D’Sa is a director of Students in Support of Free Speech, founded in 2016 in response to the uproar that followed Peterson’s refusal to use gender-neutral pronouns. Last year, his group organized the Toronto Action Forum at U of T, an event that gave both Peterson and Rebel Media’s Ezra Levant a platform (D’Sa notes that this was before Levant’s outlet imploded in the wake of the coverage it gave the white supremacist Unite the Right rally in Charlottesville, Va., in August). Protestors disrupted that event.
“We heard all these people banging on the door, and for a lot of the people in attendance—especially older folks—that was really scary,” he says. “This giant mob coming to get you.”
D’Sa says the perception that his left-leaning classmates tend to have about who typically joins his free-speech club, and who watches Peterson’s lectures, doesn’t jibe with reality. “A lot of the people are first-generation immigrants who come largely from countries like Iran, and all over the Middle East, China—all first-generation immigrants. But they call us Nazis—like a bunch of Asian, brown Nazis!”
‘A lack of men who were not severely deficient in some way’

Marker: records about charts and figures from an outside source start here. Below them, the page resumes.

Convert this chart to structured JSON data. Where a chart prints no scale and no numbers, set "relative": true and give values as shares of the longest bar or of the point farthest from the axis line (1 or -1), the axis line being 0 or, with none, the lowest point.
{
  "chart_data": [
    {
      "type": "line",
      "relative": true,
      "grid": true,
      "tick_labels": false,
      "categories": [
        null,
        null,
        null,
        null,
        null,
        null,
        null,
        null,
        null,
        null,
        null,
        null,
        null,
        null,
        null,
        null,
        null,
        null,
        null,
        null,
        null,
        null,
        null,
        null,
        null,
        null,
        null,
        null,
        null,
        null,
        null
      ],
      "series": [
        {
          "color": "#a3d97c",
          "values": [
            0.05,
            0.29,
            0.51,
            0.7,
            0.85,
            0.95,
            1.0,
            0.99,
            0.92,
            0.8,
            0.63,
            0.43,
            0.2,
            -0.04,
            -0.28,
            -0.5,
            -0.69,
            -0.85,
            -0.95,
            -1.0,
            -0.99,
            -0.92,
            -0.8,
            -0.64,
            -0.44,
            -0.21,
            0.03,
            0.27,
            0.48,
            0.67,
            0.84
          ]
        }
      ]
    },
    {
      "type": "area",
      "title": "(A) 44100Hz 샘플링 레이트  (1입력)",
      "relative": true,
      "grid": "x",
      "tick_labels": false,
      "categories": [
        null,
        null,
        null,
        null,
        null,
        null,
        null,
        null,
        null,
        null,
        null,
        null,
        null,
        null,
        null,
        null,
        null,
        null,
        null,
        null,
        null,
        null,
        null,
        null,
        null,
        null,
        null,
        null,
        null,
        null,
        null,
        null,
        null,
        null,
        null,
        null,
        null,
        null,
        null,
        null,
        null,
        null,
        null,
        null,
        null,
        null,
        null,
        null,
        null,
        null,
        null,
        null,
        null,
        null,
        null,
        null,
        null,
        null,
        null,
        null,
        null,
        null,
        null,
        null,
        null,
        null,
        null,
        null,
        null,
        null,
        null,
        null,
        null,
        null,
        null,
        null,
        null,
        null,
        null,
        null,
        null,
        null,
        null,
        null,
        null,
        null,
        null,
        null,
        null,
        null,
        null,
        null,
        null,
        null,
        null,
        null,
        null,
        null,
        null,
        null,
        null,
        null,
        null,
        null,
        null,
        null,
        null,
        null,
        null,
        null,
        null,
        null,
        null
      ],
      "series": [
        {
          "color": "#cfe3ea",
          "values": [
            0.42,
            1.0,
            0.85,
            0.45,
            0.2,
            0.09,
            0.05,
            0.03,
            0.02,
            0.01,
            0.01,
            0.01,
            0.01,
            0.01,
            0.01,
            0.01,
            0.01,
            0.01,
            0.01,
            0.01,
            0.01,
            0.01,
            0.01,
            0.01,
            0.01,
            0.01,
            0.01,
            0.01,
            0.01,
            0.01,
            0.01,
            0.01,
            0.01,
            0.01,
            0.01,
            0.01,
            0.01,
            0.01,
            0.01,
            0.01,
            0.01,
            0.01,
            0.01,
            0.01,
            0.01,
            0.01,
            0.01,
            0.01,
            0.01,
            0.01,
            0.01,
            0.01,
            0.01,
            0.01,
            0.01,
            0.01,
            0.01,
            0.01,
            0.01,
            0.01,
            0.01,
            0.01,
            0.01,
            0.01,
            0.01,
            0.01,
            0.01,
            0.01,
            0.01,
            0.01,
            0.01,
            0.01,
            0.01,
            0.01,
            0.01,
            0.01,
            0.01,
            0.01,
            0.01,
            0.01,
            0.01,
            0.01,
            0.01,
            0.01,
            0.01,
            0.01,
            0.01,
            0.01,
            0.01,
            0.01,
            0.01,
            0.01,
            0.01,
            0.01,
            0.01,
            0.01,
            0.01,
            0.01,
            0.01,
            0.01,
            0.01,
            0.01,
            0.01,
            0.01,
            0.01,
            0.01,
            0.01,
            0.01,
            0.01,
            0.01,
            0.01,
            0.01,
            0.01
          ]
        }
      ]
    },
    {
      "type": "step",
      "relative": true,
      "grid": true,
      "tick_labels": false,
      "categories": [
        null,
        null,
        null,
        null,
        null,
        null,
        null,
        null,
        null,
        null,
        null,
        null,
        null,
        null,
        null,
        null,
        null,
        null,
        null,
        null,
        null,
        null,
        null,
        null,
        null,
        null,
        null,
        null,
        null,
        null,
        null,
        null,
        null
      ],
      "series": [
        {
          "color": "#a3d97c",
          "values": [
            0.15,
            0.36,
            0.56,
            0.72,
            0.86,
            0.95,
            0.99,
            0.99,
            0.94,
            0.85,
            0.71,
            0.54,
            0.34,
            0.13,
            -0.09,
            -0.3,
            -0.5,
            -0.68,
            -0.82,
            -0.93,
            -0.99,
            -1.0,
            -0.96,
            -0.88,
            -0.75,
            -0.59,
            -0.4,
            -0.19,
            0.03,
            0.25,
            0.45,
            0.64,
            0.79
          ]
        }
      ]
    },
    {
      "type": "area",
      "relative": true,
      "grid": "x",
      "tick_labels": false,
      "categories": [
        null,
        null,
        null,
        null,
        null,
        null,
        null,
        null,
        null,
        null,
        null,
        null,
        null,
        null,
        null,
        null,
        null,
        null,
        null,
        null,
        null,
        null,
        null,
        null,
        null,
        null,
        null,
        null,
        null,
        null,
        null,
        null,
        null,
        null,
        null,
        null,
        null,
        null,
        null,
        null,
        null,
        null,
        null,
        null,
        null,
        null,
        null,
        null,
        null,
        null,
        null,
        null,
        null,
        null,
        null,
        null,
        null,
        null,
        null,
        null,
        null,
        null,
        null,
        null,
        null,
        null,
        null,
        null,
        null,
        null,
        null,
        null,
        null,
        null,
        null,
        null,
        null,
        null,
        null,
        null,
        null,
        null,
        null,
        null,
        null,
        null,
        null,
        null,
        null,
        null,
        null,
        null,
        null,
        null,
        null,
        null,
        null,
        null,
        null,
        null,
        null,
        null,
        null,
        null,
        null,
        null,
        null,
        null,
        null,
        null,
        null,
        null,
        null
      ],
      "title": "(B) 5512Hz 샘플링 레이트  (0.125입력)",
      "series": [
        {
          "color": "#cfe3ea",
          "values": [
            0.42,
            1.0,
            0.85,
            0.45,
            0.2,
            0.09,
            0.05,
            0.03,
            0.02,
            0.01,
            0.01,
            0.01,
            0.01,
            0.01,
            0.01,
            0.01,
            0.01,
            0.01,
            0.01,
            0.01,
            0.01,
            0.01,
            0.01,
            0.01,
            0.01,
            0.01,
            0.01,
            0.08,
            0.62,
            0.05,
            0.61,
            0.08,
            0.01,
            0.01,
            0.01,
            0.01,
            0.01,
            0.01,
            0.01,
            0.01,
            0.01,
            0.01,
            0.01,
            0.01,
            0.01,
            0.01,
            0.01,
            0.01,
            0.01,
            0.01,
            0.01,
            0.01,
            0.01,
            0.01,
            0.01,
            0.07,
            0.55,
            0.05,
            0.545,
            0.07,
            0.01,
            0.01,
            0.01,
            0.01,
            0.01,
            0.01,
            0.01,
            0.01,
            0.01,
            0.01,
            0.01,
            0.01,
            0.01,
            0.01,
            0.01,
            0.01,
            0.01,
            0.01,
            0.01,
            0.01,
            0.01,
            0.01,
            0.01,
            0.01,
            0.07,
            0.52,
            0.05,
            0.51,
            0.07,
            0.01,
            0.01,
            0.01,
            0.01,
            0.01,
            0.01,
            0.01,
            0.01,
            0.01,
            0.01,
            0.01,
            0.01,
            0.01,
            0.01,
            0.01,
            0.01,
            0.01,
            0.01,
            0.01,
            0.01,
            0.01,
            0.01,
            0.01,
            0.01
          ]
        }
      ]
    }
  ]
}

But it is Peterson’s advice to young men, and how it relates to women, that generates the evening’s most impassioned talk. For Susan, men are at once more competitive and less competent than women. For example, she too agrees the gender pay gap isn’t necessarily caused by gender. In her field, it’s men who typically aspire to management, where “you’re going to make more money—which I’d rather shoot myself than go into.” She adds that other women, like her friends who became lawyers, “opt for lower pay and better hours.”
She laughs about Peterson’s counsel that a full life must include children. (Peterson and his wife have two children.) “Thanks Jordan, I’d have gotten on that if the opportunity had presented itself,” she says. “To no small extent, it’s been a lack of availability of men who were not severely deficient in some way—whether they were out pleasure-seeking or they were weak kinds of men who are very nice but when you’re in trouble they’re useless. That’s not a good husband—I almost ended up with one of those.”
This is just what Shepherd has observed during a decade of coaching men. “These guys have been raised with a lot of ‘don’t do this’—don’t be sexist, don’t make women feel uncomfortable. Now they don’t know what to do, so they do nothing.”
Recently, on his website, Shepherd posted a rant entitled “Why ‘soyboy’ is the perfect insult”—a riff on the estrogen-like effects that soy consumption is said to have on men. For Shepherd, “soyboy” describes the modern, effeminate—and feminist—male. “If you want to unleash the Great Man inside,” he writes, “the soyboy must be conquered.”
Shepherd knows of what he speaks. As a coach, he’s helped legions of men overcome softness and anxiety. Now Peterson’s work is giving his brand of self-development intellectual reinforcement.
“Peterson talks about guys turning to negative ideologies,” says Shepherd. “With me, it’s ways of negatively interacting with women—I’m trying to teach guys how to be competent, outgoing and assertive. And I’m not trying to teach them to blame women for their problems.”